Caleb Porter believes the two-leg playoff series between his Portland Timbers and the Seattle Sounders has a chance to be epic.
Certainly, there is plenty of passion behind a rivalry that dates to 1975. Timber fans know that if they beat the Sounders, Portland will have as many MLS playoff victories in one try as Seattle has in five. Sounders supporters would like nothing better than to pour water on the Timbers 2013 turnaround.
The first game of the two-match set is at 7 p.m. today at CenturyLink Field. Portland, thanks to a better regular season record, has the home field on Thursday for the second, and presumably decisive, match.
But who has the edge?
In 10 two-leg playoff series since MLS returned to the format in 2011, the team that hosted the first leg has won six times. So far the second leg at home hasn’t added up to success.

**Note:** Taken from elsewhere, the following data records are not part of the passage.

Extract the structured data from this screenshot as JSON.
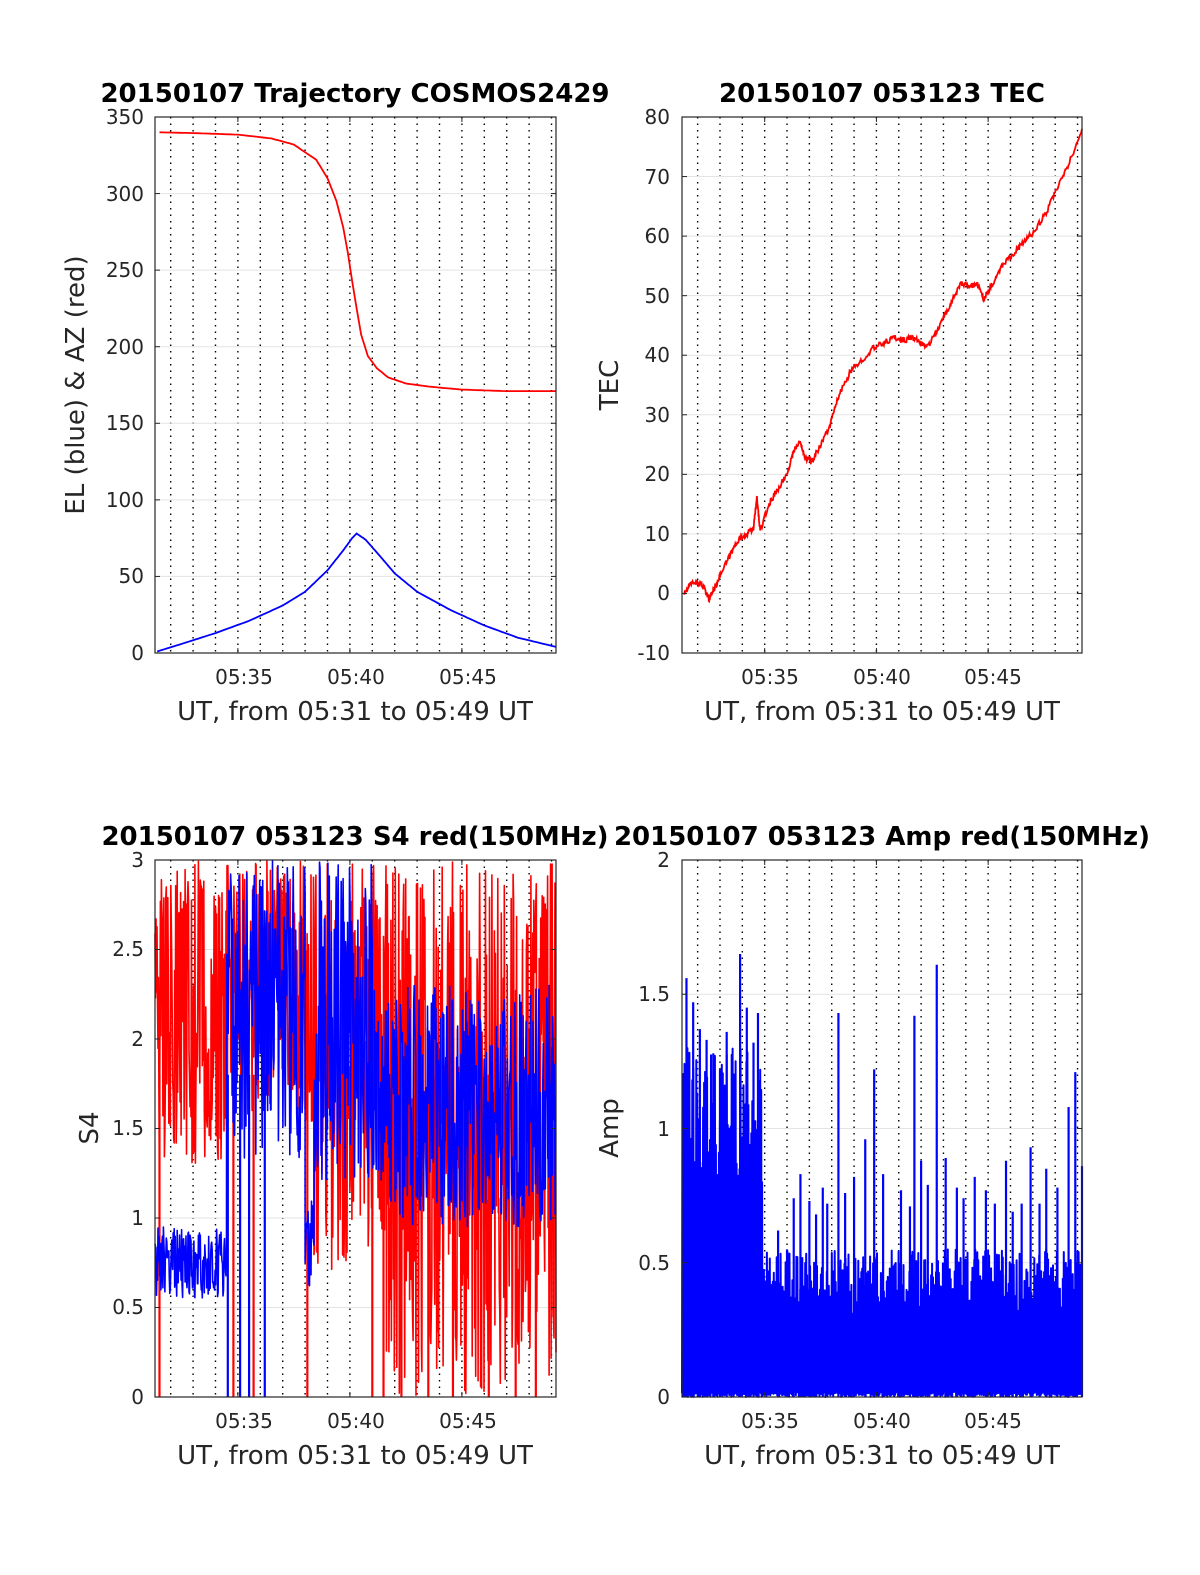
{
  "figure": {
    "background": "#ffffff"
  },
  "chart_data": [
    {
      "id": "trajectory",
      "type": "line",
      "title": "20150107 Trajectory COSMOS2429",
      "xlabel": "UT, from 05:31 to 05:49 UT",
      "ylabel": "EL (blue) & AZ (red)",
      "xlim_minutes": [
        31.3,
        49.2
      ],
      "ylim": [
        0,
        350
      ],
      "x_ticks": [
        "05:35",
        "05:40",
        "05:45"
      ],
      "x_tick_values": [
        35,
        40,
        45
      ],
      "y_ticks": [
        0,
        50,
        100,
        150,
        200,
        250,
        300,
        350
      ],
      "grid": true,
      "series": [
        {
          "color": "#ff0000",
          "x": [
            31.5,
            33,
            35,
            36.5,
            37.5,
            38.5,
            39,
            39.4,
            39.7,
            39.9,
            40.1,
            40.3,
            40.5,
            40.8,
            41.2,
            41.7,
            42.5,
            43.5,
            45,
            47,
            49.2
          ],
          "y": [
            340,
            339.5,
            338.5,
            336,
            332,
            322,
            310,
            295,
            278,
            262,
            243,
            225,
            208,
            194,
            186,
            180,
            176,
            174,
            172,
            171,
            171
          ]
        },
        {
          "color": "#0000ff",
          "x": [
            31.4,
            32.5,
            34,
            35.5,
            37,
            38,
            39,
            39.7,
            40.1,
            40.3,
            40.7,
            41.3,
            42,
            43,
            44.5,
            46,
            47.5,
            49.2
          ],
          "y": [
            1,
            6,
            13,
            21,
            31,
            40,
            54,
            67,
            75,
            78,
            74,
            64,
            52,
            40,
            28,
            18,
            10,
            4
          ]
        }
      ]
    },
    {
      "id": "tec",
      "type": "line",
      "title": "20150107 053123 TEC",
      "xlabel": "UT, from 05:31 to 05:49 UT",
      "ylabel": "TEC",
      "xlim_minutes": [
        31.3,
        49.2
      ],
      "ylim": [
        -10,
        80
      ],
      "x_ticks": [
        "05:35",
        "05:40",
        "05:45"
      ],
      "x_tick_values": [
        35,
        40,
        45
      ],
      "y_ticks": [
        -10,
        0,
        10,
        20,
        30,
        40,
        50,
        60,
        70,
        80
      ],
      "grid": true,
      "series": [
        {
          "color": "#ff0000",
          "x": [
            31.4,
            31.8,
            32.2,
            32.5,
            32.7,
            33,
            33.4,
            33.8,
            34.2,
            34.5,
            34.65,
            34.8,
            35.2,
            35.5,
            36,
            36.3,
            36.6,
            36.8,
            37.1,
            37.5,
            37.9,
            38.3,
            38.8,
            39.3,
            39.8,
            40.3,
            40.8,
            41.2,
            41.6,
            42,
            42.3,
            42.7,
            43.1,
            43.5,
            43.8,
            44.2,
            44.5,
            44.8,
            45.2,
            45.6,
            46.1,
            46.6,
            47.1,
            47.6,
            48.1,
            48.6,
            49.2
          ],
          "y": [
            0,
            2,
            1.5,
            -1,
            0.5,
            3,
            6,
            9,
            10,
            11,
            16,
            10.5,
            15,
            17,
            20,
            24,
            25.5,
            23,
            22,
            25,
            28,
            33,
            37,
            39,
            41,
            42,
            43,
            42.5,
            43,
            42,
            41.5,
            44,
            47,
            50,
            52,
            51.5,
            52,
            49.5,
            52,
            55,
            57,
            59,
            61,
            64,
            68,
            72,
            78
          ]
        }
      ]
    },
    {
      "id": "s4",
      "type": "line",
      "title": "20150107 053123 S4 red(150MHz)",
      "xlabel": "UT, from 05:31 to 05:49 UT",
      "ylabel": "S4",
      "xlim_minutes": [
        31.3,
        49.2
      ],
      "ylim": [
        0,
        3
      ],
      "x_ticks": [
        "05:35",
        "05:40",
        "05:45"
      ],
      "x_tick_values": [
        35,
        40,
        45
      ],
      "y_ticks": [
        0,
        0.5,
        1,
        1.5,
        2,
        2.5,
        3
      ],
      "grid": true,
      "series": [
        {
          "color": "#ff0000",
          "segments": [
            {
              "x0": 31.3,
              "x1": 34.8,
              "min": 1.3,
              "max": 3.0
            },
            {
              "x0": 34.8,
              "x1": 38.0,
              "min": 1.6,
              "max": 3.0
            },
            {
              "x0": 38.0,
              "x1": 41.5,
              "min": 0.7,
              "max": 3.0
            },
            {
              "x0": 41.5,
              "x1": 49.2,
              "min": 0.0,
              "max": 3.0
            }
          ],
          "drops_to_zero": [
            31.5,
            34.8,
            35.7,
            38.1,
            41.0,
            41.5,
            42.3,
            43.5,
            44.6,
            46.2,
            47.4,
            48.3
          ]
        },
        {
          "color": "#0000ff",
          "segments": [
            {
              "x0": 31.3,
              "x1": 34.5,
              "min": 0.55,
              "max": 0.95
            },
            {
              "x0": 34.5,
              "x1": 38.0,
              "min": 1.3,
              "max": 3.0
            },
            {
              "x0": 38.0,
              "x1": 38.4,
              "min": 0.6,
              "max": 1.1
            },
            {
              "x0": 38.4,
              "x1": 41.0,
              "min": 1.2,
              "max": 3.0
            },
            {
              "x0": 41.0,
              "x1": 49.2,
              "min": 0.95,
              "max": 2.3
            }
          ],
          "drops_to_zero": [
            34.55,
            35.1,
            35.5,
            36.2
          ]
        }
      ]
    },
    {
      "id": "amp",
      "type": "line",
      "title": "20150107 053123 Amp red(150MHz)",
      "xlabel": "UT, from 05:31 to 05:49 UT",
      "ylabel": "Amp",
      "xlim_minutes": [
        31.3,
        49.2
      ],
      "ylim": [
        0,
        2
      ],
      "x_ticks": [
        "05:35",
        "05:40",
        "05:45"
      ],
      "x_tick_values": [
        35,
        40,
        45
      ],
      "y_ticks": [
        0,
        0.5,
        1,
        1.5,
        2
      ],
      "grid": true,
      "series": [
        {
          "color": "#0000ff",
          "segments": [
            {
              "x0": 31.3,
              "x1": 34.9,
              "min": 0.0,
              "max": 1.3
            },
            {
              "x0": 34.9,
              "x1": 49.2,
              "min": 0.0,
              "max": 0.55
            }
          ],
          "peaks": [
            [
              31.5,
              1.56
            ],
            [
              31.8,
              1.47
            ],
            [
              32.1,
              1.37
            ],
            [
              32.4,
              1.33
            ],
            [
              32.7,
              1.28
            ],
            [
              33.0,
              1.22
            ],
            [
              33.3,
              1.36
            ],
            [
              33.6,
              1.14
            ],
            [
              33.9,
              1.65
            ],
            [
              34.2,
              1.45
            ],
            [
              34.5,
              1.32
            ],
            [
              34.7,
              1.43
            ],
            [
              35.6,
              0.62
            ],
            [
              36.0,
              0.55
            ],
            [
              36.3,
              0.74
            ],
            [
              36.6,
              0.83
            ],
            [
              37.0,
              0.73
            ],
            [
              37.3,
              0.68
            ],
            [
              37.6,
              0.78
            ],
            [
              37.8,
              0.72
            ],
            [
              38.3,
              1.43
            ],
            [
              38.6,
              0.76
            ],
            [
              39.0,
              0.82
            ],
            [
              39.5,
              0.96
            ],
            [
              39.9,
              1.22
            ],
            [
              40.3,
              0.83
            ],
            [
              41.1,
              0.77
            ],
            [
              41.5,
              0.71
            ],
            [
              41.7,
              1.42
            ],
            [
              42.0,
              0.88
            ],
            [
              42.3,
              0.79
            ],
            [
              42.7,
              1.61
            ],
            [
              43.1,
              0.89
            ],
            [
              43.6,
              0.78
            ],
            [
              43.9,
              0.74
            ],
            [
              44.4,
              0.82
            ],
            [
              44.9,
              0.77
            ],
            [
              45.3,
              0.72
            ],
            [
              45.8,
              0.88
            ],
            [
              46.1,
              0.69
            ],
            [
              46.5,
              0.72
            ],
            [
              46.9,
              0.93
            ],
            [
              47.3,
              0.72
            ],
            [
              47.6,
              0.85
            ],
            [
              48.1,
              0.78
            ],
            [
              48.6,
              1.08
            ],
            [
              48.9,
              1.21
            ],
            [
              49.2,
              0.86
            ]
          ]
        }
      ]
    }
  ]
}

Seattle knows this well. The Sounders have been eliminated the past two seasons by a lower-seeded team that won big in the first leg.
Sounders coach Sigi Schmid said this week that he isn’t sure the order of the two matches matters.
“You’re going to play one game at home and you’re going to play one game away. You need to win your home game and get a result (draw) away,” Schmid said.
All things being equal — and all goals are equal in MLS playoffs; away goals do not provide a tie-breaking edge — having the second game at home can be helpful if the teams are tied on total goals through two matches and have to play a 30-minute tiebreaker at the end of Game 2.
But in recent seasons, a good start has meant more than a strong second game in determining which team advances.
Porter said the Timbers will use the same formula that carried the Timbers to the top of the Western Conference in the regular season.
“Obviously, we will be smart in how we organize the group personnel wise, game plan wise,” Porter said. “But we’re not going to change what we’ve been doing. Just play for three points, which is what we’ve done all season long. Which is why we’ve scored so many goals on the road.”
Portland will be the more rested team on Saturday. The Timbers haven’t played since last Saturday’s 5-0 win at Chivas USA. Since then, Seattle played Los Angeles to a 1-1 draw and on Wednesday defeated Colorado in a knockout match for the opportunity to face Portland.
“Playing three games in seven days, it’s a mind over matter thing,” Schmid said. “Sometimes you get into a playing rhythm and the guys feel comfortable with that. They’d rather play than train anyway.”
Schmid added that in past seasons his team has sometimes played its best soccer during busy stretches in the schedule.
“When we were on a three-game rhythm, sometimes we played some of our best soccer. Hopefully that will hold true this time as well.”
Tired or not, the Sounders are probably in a better place than they’ve been for a while. For one thing, Wednesday’s win ended a string of seven matches without a victory for Seattle, a stretch that included four losses in a row.
“They just got a win,” Porter said, “so they’ll probably relax a little bit and have a bit more confidence than they’ve had in the last several games.”